Pokolenie Femme fatale



Kobieta nie powinna wychylać się nad horyzont, to mężczyzna ma ster ale musicie dać im ten ster w łapę, a same podążać w kierunku który obierze facet. Tak to powinno działać ale dziś....

            Obecnie  jest bardzo wiele dominujących kobiet, wybrzydzających alfa-samic, szukających w tych cięższych czasach – gościa przy którym nie będzie się musiała martwić o finanse, w trudnej sytuacji ekonomicznej w kraju.  Idąc dalej – edukacja którą mamy dzisiaj w żaden sposób nie pomaga by stać się facetem, nie uczy się odpowiednich rzeczy w szkołach i później wychodzi pokolenie pełnoletnich gimbusów w rurkach, grzywkach, swag’owych ubiorach, z telefonikami po 1500-2000 zł od mamusi czy też tatusia.

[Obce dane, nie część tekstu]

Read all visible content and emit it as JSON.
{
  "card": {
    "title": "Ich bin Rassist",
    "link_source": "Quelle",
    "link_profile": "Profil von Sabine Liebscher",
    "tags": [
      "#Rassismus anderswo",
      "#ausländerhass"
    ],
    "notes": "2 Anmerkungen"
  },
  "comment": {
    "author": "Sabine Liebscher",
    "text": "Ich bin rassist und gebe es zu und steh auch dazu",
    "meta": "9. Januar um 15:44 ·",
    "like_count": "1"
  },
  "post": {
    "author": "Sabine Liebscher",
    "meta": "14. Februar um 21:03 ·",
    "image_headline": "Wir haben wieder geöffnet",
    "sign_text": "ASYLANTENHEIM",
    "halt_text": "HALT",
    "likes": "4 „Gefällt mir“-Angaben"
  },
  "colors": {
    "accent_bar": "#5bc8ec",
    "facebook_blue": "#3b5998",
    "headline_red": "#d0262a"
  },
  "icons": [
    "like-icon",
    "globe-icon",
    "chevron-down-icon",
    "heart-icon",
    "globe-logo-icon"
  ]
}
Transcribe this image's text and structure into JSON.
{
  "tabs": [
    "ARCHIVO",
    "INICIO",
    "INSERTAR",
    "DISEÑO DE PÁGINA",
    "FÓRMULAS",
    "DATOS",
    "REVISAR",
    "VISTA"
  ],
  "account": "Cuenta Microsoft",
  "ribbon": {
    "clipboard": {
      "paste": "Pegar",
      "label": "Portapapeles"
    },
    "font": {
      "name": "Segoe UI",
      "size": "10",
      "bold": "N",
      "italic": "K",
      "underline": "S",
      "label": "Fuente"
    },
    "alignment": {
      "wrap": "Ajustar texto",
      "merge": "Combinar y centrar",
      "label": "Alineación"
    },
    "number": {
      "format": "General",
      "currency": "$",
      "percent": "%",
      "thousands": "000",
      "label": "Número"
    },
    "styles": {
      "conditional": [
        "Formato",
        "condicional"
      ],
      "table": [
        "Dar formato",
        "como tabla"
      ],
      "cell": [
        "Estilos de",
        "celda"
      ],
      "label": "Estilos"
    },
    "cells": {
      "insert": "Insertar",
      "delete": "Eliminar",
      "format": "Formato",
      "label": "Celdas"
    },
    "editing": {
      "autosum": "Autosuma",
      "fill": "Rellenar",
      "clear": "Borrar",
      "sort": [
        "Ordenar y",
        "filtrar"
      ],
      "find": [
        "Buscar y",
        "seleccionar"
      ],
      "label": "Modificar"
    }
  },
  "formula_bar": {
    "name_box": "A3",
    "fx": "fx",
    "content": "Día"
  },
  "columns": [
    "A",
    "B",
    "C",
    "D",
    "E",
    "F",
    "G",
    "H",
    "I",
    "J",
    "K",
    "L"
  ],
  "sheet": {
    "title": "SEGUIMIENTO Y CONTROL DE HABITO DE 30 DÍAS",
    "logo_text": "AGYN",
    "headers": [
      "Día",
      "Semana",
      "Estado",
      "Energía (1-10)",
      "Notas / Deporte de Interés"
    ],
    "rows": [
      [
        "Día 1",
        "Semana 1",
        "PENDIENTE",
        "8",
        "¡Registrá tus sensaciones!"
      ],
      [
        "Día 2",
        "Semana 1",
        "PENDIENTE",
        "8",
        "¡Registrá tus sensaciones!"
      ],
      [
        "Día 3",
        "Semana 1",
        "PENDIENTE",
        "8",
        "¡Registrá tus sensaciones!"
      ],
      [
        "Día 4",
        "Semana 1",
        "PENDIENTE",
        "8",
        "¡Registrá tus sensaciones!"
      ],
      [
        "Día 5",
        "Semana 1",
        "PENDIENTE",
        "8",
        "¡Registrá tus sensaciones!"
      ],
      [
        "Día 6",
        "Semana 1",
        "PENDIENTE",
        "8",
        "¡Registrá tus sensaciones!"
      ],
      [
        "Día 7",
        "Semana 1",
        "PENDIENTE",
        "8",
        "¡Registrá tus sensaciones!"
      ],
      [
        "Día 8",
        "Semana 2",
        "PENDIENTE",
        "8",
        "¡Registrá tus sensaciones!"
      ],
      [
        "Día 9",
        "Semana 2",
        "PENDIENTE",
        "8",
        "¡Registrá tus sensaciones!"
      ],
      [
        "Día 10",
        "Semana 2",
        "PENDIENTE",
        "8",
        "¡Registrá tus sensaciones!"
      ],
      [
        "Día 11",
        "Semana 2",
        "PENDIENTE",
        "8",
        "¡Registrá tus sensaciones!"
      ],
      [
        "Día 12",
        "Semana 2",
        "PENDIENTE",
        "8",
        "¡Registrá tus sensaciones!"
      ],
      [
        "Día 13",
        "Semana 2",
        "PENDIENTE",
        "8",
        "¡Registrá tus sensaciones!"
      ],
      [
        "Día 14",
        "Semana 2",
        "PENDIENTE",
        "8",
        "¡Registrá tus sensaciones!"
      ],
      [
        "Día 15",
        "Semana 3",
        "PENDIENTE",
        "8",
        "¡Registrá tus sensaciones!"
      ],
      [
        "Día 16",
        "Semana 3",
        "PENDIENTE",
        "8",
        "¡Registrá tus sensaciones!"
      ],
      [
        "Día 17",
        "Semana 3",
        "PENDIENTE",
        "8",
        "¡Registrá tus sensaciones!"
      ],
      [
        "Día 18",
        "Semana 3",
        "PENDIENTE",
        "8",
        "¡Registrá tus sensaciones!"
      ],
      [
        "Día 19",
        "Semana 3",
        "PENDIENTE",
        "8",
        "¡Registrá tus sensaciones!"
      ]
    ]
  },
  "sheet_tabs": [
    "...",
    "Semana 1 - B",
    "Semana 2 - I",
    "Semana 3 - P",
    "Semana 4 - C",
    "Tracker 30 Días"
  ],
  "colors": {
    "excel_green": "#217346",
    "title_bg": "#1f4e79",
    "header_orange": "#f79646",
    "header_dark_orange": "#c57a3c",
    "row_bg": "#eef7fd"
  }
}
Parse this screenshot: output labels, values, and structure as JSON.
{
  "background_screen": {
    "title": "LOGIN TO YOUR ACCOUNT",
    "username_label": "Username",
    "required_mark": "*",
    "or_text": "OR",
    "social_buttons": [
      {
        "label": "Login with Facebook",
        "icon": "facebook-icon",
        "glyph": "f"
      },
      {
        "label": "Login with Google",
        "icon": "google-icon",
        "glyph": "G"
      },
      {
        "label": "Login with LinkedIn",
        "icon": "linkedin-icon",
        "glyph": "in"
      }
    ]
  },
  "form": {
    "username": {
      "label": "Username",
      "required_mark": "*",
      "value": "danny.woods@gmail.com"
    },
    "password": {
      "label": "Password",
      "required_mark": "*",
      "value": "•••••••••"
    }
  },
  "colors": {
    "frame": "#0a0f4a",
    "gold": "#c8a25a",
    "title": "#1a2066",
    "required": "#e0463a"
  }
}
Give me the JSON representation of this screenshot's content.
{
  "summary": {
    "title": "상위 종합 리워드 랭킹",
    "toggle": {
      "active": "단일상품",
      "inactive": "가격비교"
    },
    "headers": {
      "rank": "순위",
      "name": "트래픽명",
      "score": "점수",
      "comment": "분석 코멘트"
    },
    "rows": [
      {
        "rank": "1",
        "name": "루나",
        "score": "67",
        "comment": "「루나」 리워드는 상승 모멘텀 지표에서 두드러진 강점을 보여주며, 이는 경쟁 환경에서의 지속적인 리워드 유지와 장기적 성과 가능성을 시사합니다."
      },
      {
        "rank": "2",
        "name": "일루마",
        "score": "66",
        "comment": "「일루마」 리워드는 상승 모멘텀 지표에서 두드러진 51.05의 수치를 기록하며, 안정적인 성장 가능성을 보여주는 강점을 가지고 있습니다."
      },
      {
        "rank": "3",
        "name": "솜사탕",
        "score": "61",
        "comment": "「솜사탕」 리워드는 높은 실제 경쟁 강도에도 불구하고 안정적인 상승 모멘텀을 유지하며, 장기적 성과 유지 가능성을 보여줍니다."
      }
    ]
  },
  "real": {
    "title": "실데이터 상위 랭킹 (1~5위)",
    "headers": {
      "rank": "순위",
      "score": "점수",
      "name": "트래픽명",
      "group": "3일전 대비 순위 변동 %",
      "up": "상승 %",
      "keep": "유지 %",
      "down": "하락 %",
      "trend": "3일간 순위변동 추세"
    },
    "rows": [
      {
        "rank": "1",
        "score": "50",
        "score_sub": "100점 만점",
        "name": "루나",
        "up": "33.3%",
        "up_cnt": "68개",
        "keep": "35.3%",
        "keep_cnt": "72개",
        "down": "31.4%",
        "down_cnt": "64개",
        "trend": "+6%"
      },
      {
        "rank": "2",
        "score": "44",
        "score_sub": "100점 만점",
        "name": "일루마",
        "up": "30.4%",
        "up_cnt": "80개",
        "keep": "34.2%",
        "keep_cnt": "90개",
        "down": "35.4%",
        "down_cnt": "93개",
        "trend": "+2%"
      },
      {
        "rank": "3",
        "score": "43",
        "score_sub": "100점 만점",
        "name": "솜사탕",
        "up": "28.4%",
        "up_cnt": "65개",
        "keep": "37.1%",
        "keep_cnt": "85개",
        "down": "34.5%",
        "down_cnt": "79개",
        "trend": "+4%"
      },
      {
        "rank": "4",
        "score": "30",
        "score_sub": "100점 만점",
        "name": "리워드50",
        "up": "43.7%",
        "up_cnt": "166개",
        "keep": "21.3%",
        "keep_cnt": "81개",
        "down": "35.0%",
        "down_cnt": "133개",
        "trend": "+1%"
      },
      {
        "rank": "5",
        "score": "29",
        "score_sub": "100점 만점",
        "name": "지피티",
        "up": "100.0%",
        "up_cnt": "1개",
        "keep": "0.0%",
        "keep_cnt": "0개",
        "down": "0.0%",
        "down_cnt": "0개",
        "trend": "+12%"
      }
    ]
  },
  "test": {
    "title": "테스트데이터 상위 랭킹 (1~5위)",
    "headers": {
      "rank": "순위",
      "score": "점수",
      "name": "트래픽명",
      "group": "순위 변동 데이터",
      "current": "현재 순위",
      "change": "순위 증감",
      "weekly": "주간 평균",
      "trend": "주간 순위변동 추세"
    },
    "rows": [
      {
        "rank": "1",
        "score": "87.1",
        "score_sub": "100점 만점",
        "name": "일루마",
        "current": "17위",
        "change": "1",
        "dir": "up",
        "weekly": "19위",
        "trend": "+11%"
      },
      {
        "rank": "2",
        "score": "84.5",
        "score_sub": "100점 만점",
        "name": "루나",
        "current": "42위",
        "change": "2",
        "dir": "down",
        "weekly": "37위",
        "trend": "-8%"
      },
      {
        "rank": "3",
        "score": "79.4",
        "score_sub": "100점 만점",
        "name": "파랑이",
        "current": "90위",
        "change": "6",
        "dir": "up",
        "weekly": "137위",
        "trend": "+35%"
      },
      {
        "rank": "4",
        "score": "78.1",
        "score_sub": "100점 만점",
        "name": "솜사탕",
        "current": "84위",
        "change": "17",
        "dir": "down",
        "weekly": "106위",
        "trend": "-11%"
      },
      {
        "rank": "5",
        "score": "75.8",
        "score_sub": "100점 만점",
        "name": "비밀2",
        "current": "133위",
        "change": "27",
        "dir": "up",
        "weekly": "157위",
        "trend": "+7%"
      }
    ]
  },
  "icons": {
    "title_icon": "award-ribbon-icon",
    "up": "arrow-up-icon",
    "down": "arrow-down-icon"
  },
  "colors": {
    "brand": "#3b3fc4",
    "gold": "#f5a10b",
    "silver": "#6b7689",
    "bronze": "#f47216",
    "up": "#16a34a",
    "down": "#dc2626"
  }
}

Widać jednak jak na dłoni wiele czynników kształtujących dzisiejszy świat, degradację kulturową, obyczajową, itp.



Obserwacja...


            Z obserwacji twierdzę, że wy kobiety chcecie być zdobywane, chcecie być adorowane, ale przy tym wygodnym (także i dla was kobietki) świecie, jednak nie wkładanie w ową relację odwzajemnienia jest u was również częste - a potem narzekacie. Sprytna kobieta wie jak dać się zdobyć, ale ta niezwykle sprytna – wie, że samiec który na nią poluje – musi jakoś wokół niej orbitować i udaje jej się to poprzez różne zabiegi jak np. otwarta rozmowa, dbanie o siebie by być atrakcyjną, pokazanie że zależy, dobry seks - i nie mówię o zgaszonym świetle ale pełnym namiętności i fantazji pieprzeniu.



Zrozum to...   


            Słyszałem wiele razy takie teksty jak „nie chce mu się narzucać, bo to on musi” – no litości księżniczki. Kobieta nie powinna wychylać się nad horyzont, to mężczyzna ma ster ale  musicie dać im ten ster trzymać, a same podążać w kierunku który obierze facet. Tak to już jest zbudowane.




Femme fatale...


            Natomiast pokolenie femme fatale coraz bardziej się nasila, Wy tego nie widzicie jak my mężczyźni. Przez to też pizdowaciejemy, bo wy chcecie mieć jaja dzisiaj, bo wy chcecie decydować, bo wam się wydaje, że to kobieta wybiera mężczyznę który ją wybierze.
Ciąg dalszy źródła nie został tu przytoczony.